Laki-laki separoh baya itu digiring ke rumah pamanku. Dia menunduk malu dengan wajah bengkak bekas tonjokan, dan luka lecet disana sini. Dalam sekejab beranda rumah paman sudah dipenuhi orang-orang kampung yang ingin tahu. Seorang laki-laki berusia kira-kira tiga puluhan maju menghadap paman, menceritakan peristiwa yang terjadi dengan suara bergetar penuh emosi.
Beberapa waktu belakangan ini dia menaruh curiga pada sang
isteri yang bertingkah laku tidak seperti biasanya dan menurut bisik-bisik
tetangga, sang istri ada ‘main’ dengan laki-laki separoh baya yang juga sudah
beristri dan beranak pinak itu. Sang suami yang bekerja sebagai buruh, setiap
pagi berangkat bekerja menderes pohon-pohon karet milik perkebunan PT Lonsum (PT London Sumatera).

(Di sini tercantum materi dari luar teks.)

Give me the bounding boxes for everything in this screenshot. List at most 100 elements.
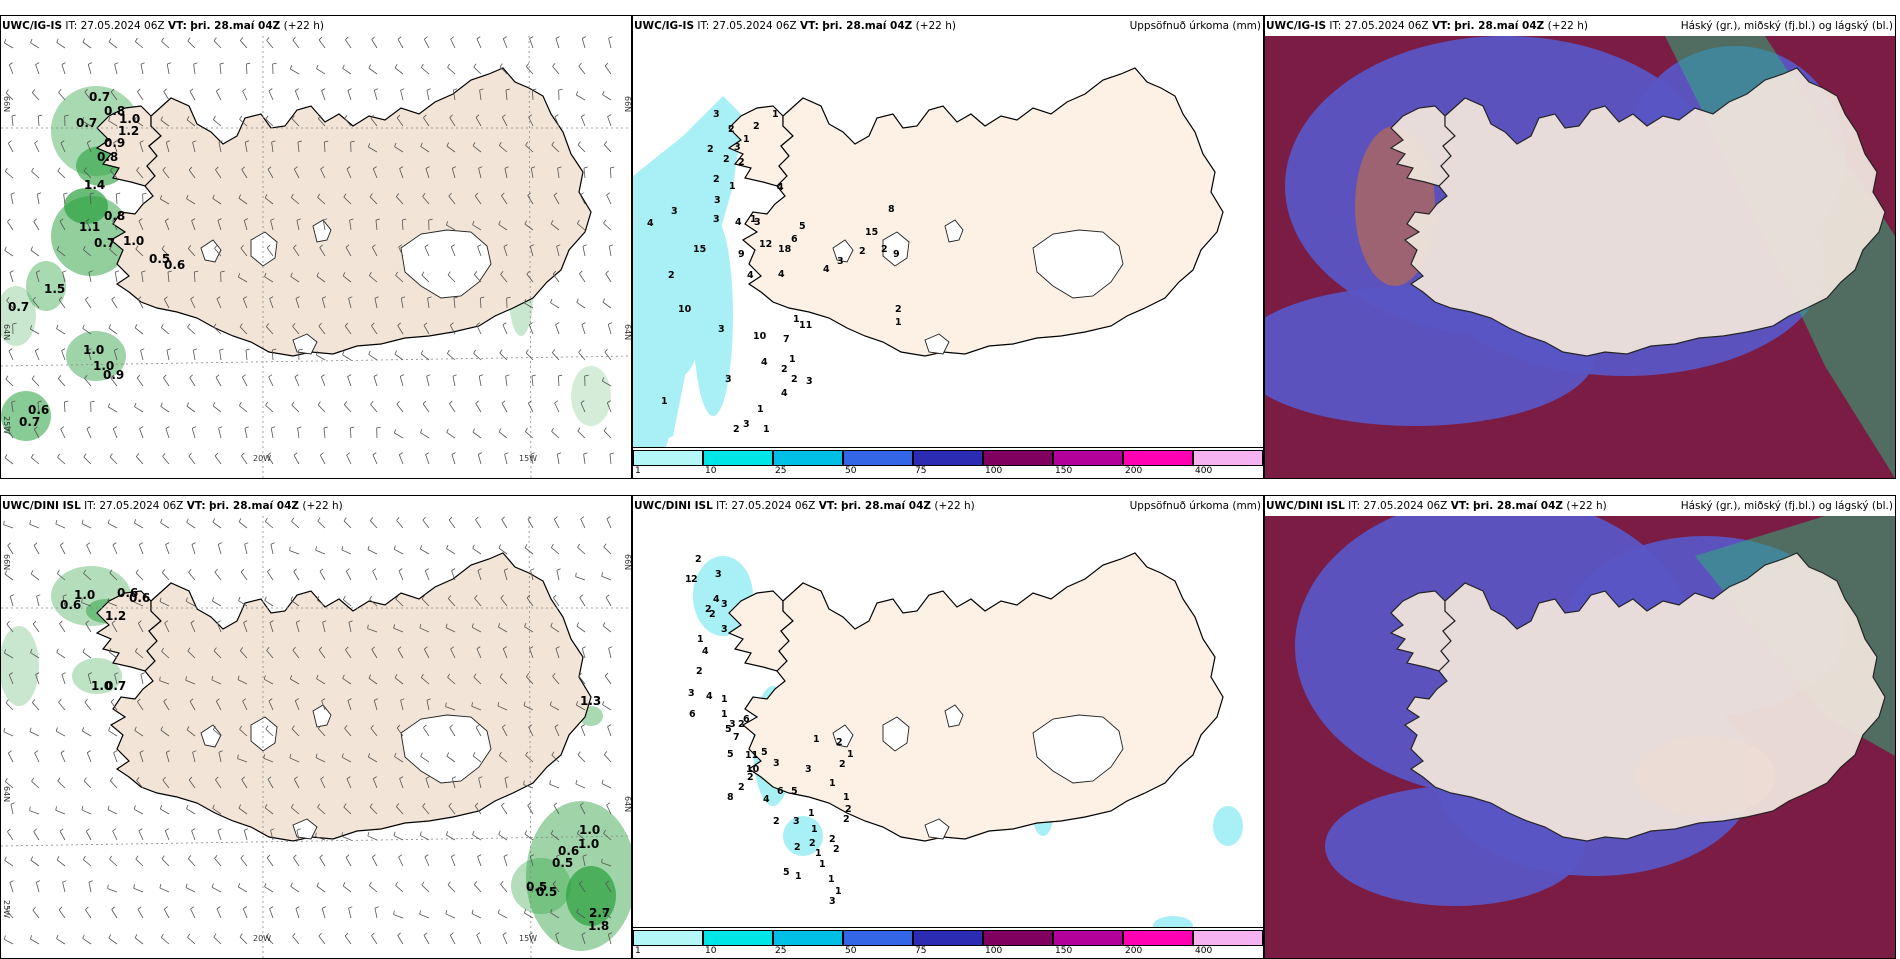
wind-barb-flag xyxy=(316,546,317,550)
wind-barb-flag xyxy=(82,727,83,731)
wind-barb-flag xyxy=(31,570,33,574)
wind-panel-dini: UWC/DINI ISL IT: 27.05.2024 06Z VT: þri.… xyxy=(0,495,632,959)
wind-barb-flag xyxy=(32,89,34,92)
wind-barb-flag xyxy=(271,543,275,544)
wind-barb xyxy=(399,571,403,580)
precip-value-label: 8 xyxy=(727,792,734,803)
wind-barb-flag xyxy=(345,933,348,936)
wind-barb xyxy=(141,64,143,74)
wind-barb xyxy=(240,41,247,48)
wind-barb-flag xyxy=(56,520,57,524)
wind-barb-flag xyxy=(579,63,582,66)
wind-barb-flag xyxy=(448,64,450,67)
wind-barb-flag xyxy=(398,933,401,936)
wind-barb xyxy=(33,624,39,632)
wind-barb xyxy=(398,39,403,48)
wind-barb-flag xyxy=(291,883,293,887)
wind-barb xyxy=(140,429,143,438)
lat-label-66n-right: 66N xyxy=(623,554,632,570)
wind-barb xyxy=(322,908,325,918)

Hari itu dia bekerja dengan hati gelisah, timbul
kecurigaannya apakah laki-laki separoh baya itu sedang melakukan pertemuan
sembunyi-sembunyi dengan sang istri yang sekarang tinggal sendirian di rumah?
Sang suami minta ijin pada mandor untuk pulang kerumah sebentar, dan
kecurigaannya pun terbukti, sang istri sedang……………………………………. (waktu itu aku masih kecil jadi gak paham
istilah ............, emangnya lagi ngapain? :)) Kejadian berikutnya… anda
tentu sudah bisa membayangkan dan melanjutkan ceritanya sendiri, hehehe...
Kampung itu terletak di tengah perkebunan karet milik PT
Lonsum di daerah Langkat. Kakek buyut emakku dari Tanah Karo yang
pertama kali merantau dan membuka hutan di daerah itu. Semua suku Karo yang
mendiami kampung masih ada hubungan saudara. Setiap kepala keluarga mempunyai
lahan lumayan cukup untuk di tanami karet, cengkeh, padi atau tanaman lainnya. Suku Karo mendiami sepanjang sisi jalan
dengan berbagai model rumah.
Ada rumah panggung seperti rumah-rumah orang Melayu/Deli,
model rumah agak modern berjendela kaca atau model rumah toko/ruko.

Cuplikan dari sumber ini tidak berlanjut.